Quote:
I have two Aussies. Neither is a biter, but one is far more mouthy than the other. The more high strung of the two (more typical Aussie!) is a dog who likes things his way, likes to be in control..he's not a biter, but he barks hysterically and uncontrollably when in new situations and stressed. The stress seems to be from the fact that he can't control new situations - once he is familiar, the barking stops. Since your problem is basically rooted in who controls what, my solution may help you, too.
Any time I encounter a new person, dog, place, I start right out getting his attention on ME. I do this by having him sit or down, often running through four or five commands one right after another: sit, down, sit, stand, down, sit, then I might back away and say, come. Then we start to walk again. If he whines or stares or loses focus from ME, I do it all over again. Sometimes just heeling in a circle (turning into the dog, not away) will re focus him. LOts of praise when he is doing well. When meeting other people, make him sit and stay at your side. Never let him greet first. He gets no attention from the new person unless he is sitting quietly. Ask the new person to ignore him, not even looking at him until he is sitting quietly. Be careful, when he is staying, not to say, in conversation, "OK", or whatever your release word is. He will think you are talking to him. Practice walking right up to new people and at the last minute (or as soon as he shows interest in them, turn and walk some other way.
The idea is to teach him that YOU are in control of whether or not he gets to approach otheres, that YOU are in charge of the way he greets people. Right now, he thinks he can set the rules about who touches him. Often, have him sit at your side, a person comes up to you, you shake hands, exchange a hi how are you, and the person goes on their way. When they leave you, they should pass on YOUR side, not the dog's. On these occasions, the dog should not get to greet, nor should he get any attention at all, not even a look. He needs to learn that his job is to sit quietly and let you decide the rules. When he is comfortable with this, do the same thing with him in a down at your side.
When anyone comes to your house, the same applies. He doesn't get to be at the door ahead of you; if he gets there first, he needs to get back and sit/stay while you admit and greet the person. Have him stay put while you lead the person into the interior of the house. Then he gets to come and sit or down next to you while you visit.
You should also pick up all toys, bones, etc. and (you may already do this) if he wants one, he has to sit or down. Have him stay, put the item on the floor about a foot away and stand over it while he stays. give it just a few seconds at first, if he moves, put your foot on the toy, give him a stern "Ah-ah" and insist that he stay where you had put him. He's not too young for any of this as long as you don't make him stay too long at first. When he's staying, looking attentively at you, you can step away from YOUR toy (don't back away) walk away as if you 've lost interest, but walk toward him so you can block him if he jumps up.
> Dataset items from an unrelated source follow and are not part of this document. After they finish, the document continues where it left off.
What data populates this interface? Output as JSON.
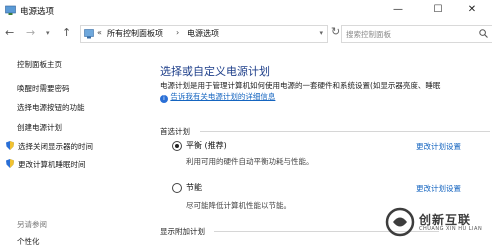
{
  "window": {
    "title": "电源选项",
    "minimize": "—",
    "maximize": "☐",
    "close": "✕"
  },
  "address": {
    "crumb_sep": "«",
    "crumbs": [
      "所有控制面板项",
      "电源选项"
    ],
    "arrow": "›",
    "search_placeholder": "搜索控制面板"
  },
  "sidebar": {
    "home": "控制面板主页",
    "links": [
      "唤醒时需要密码",
      "选择电源按钮的功能",
      "创建电源计划"
    ],
    "icon_links": [
      "选择关闭显示器的时间",
      "更改计算机睡眠时间"
    ],
    "see_also": "另请参阅",
    "personalize": "个性化"
  },
  "main": {
    "heading": "选择或自定义电源计划",
    "description": "电源计划是用于管理计算机如何使用电源的一套硬件和系统设置(如显示器亮度、睡眠",
    "description_link": "告诉我有关电源计划的详细信息",
    "preferred_label": "首选计划",
    "plans": [
      {
        "name": "平衡 (推荐)",
        "desc": "利用可用的硬件自动平衡功耗与性能。",
        "link": "更改计划设置",
        "selected": true
      },
      {
        "name": "节能",
        "desc": "尽可能降低计算机性能以节能。",
        "link": "更改计划设置",
        "selected": false
      }
    ],
    "additional_label": "显示附加计划"
  },
  "watermark": {
    "text": "创新互联",
    "sub": "CHUANG XIN HU LIAN"
  },
  "colors": {
    "link": "#1565c0",
    "heading": "#1e3f8a",
    "shield_blue": "#2a6fd6",
    "shield_yellow": "#f2c230"
  }
}
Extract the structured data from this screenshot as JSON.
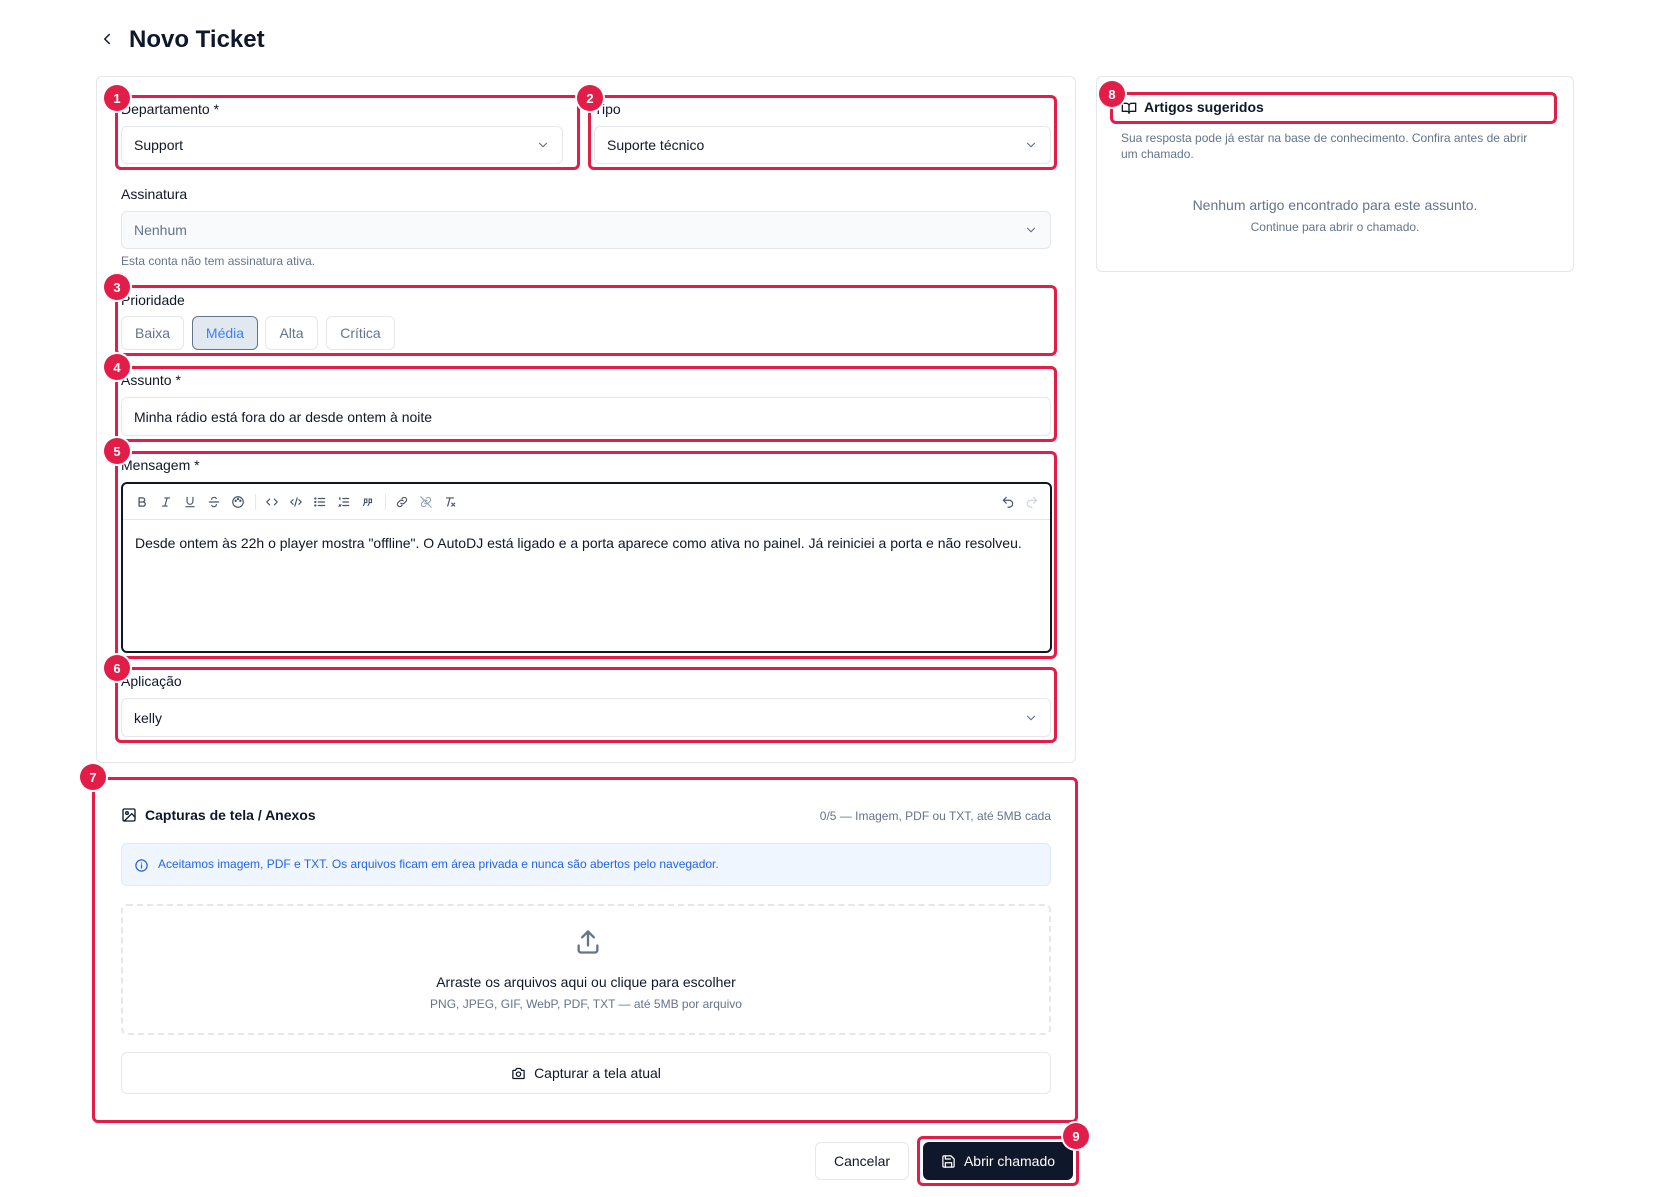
{
  "header": {
    "title": "Novo Ticket"
  },
  "form": {
    "department": {
      "label": "Departamento *",
      "value": "Support"
    },
    "type": {
      "label": "Tipo",
      "value": "Suporte técnico"
    },
    "signature": {
      "label": "Assinatura",
      "value": "Nenhum",
      "hint": "Esta conta não tem assinatura ativa."
    },
    "priority": {
      "label": "Prioridade",
      "options": [
        "Baixa",
        "Média",
        "Alta",
        "Crítica"
      ],
      "selected": "Média"
    },
    "subject": {
      "label": "Assunto *",
      "value": "Minha rádio está fora do ar desde ontem à noite"
    },
    "message": {
      "label": "Mensagem *",
      "value": "Desde ontem às 22h o player mostra \"offline\". O AutoDJ está ligado e a porta aparece como ativa no painel. Já reiniciei a porta e não resolveu."
    },
    "application": {
      "label": "Aplicação",
      "value": "kelly"
    }
  },
  "attachments": {
    "title": "Capturas de tela / Anexos",
    "counter": "0/5 — Imagem, PDF ou TXT, até 5MB cada",
    "info": "Aceitamos imagem, PDF e TXT. Os arquivos ficam em área privada e nunca são abertos pelo navegador.",
    "dropzone_title": "Arraste os arquivos aqui ou clique para escolher",
    "dropzone_hint": "PNG, JPEG, GIF, WebP, PDF, TXT — até 5MB por arquivo",
    "capture_label": "Capturar a tela atual"
  },
  "sidebar": {
    "title": "Artigos sugeridos",
    "description_line1": "Sua resposta pode já estar na base de conhecimento. Confira antes de abrir",
    "description_line2": "um chamado.",
    "empty_title": "Nenhum artigo encontrado para este assunto.",
    "empty_hint": "Continue para abrir o chamado."
  },
  "footer": {
    "cancel_label": "Cancelar",
    "submit_label": "Abrir chamado"
  },
  "annotations": [
    "1",
    "2",
    "3",
    "4",
    "5",
    "6",
    "7",
    "8",
    "9"
  ],
  "colors": {
    "annotation": "#e11d48",
    "primary": "#0f172a",
    "accent": "#3b82f6"
  }
}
Don't be threatening an loom over him, just walk up to him, give him praise while he's staying, then step aside and release him. I say step aside, because you don't want him dodging around you to get something he wants. You have to be very clear that you are allowing him to have it.
I hope this makes sense - it worked very well on my younger Aussie, and he's a much calmer, happier dog now that he knows I can handle things and will let him know if his assistance is required. Good luck - a busy Aussie is a happy Aussie, and they can be the best dogs in the world if you achieve this with them. I do Rally obedience, regular obedience, herding, agility, and my older Aussie pulls one of my Newfounland's carts! They will do anything for you.
Sorry - just re read your post - one more idea, though this is what I've heard other people use (my guys have never been bothered by people touching their things)
As far as the food thing, you could invite other people over (dog people, please, to start with) and have them hold her bowl and give her dinner one kibble at a time, while she sits and stays, for maybe half of it. Then they put the bowl down, and she stays (briefly) until you release her. Let her have a few nibbles, then pick up the bowl and hand it to the guest, who feeds her one at a time for a few more kibbles, then have her sit and stay and set the bowl down again. Let her finish eating. You would have to use your judgement about when or whether to let a guest pick up the bowl from her, but she does need to understand that she is not in charge of anything - you are - and that includes her behavior toward other people.
Anyway, again, Good Luck! And do keep it positive. Always teach her what you DO want, it's lots easier, quicker, and better results than trying to teach her what you DON'T want. Before she behaves in a way you don't like find a way to show her what you do like, praise her to the skies for doing it, and don't let her get what she wants unless she first does what you want.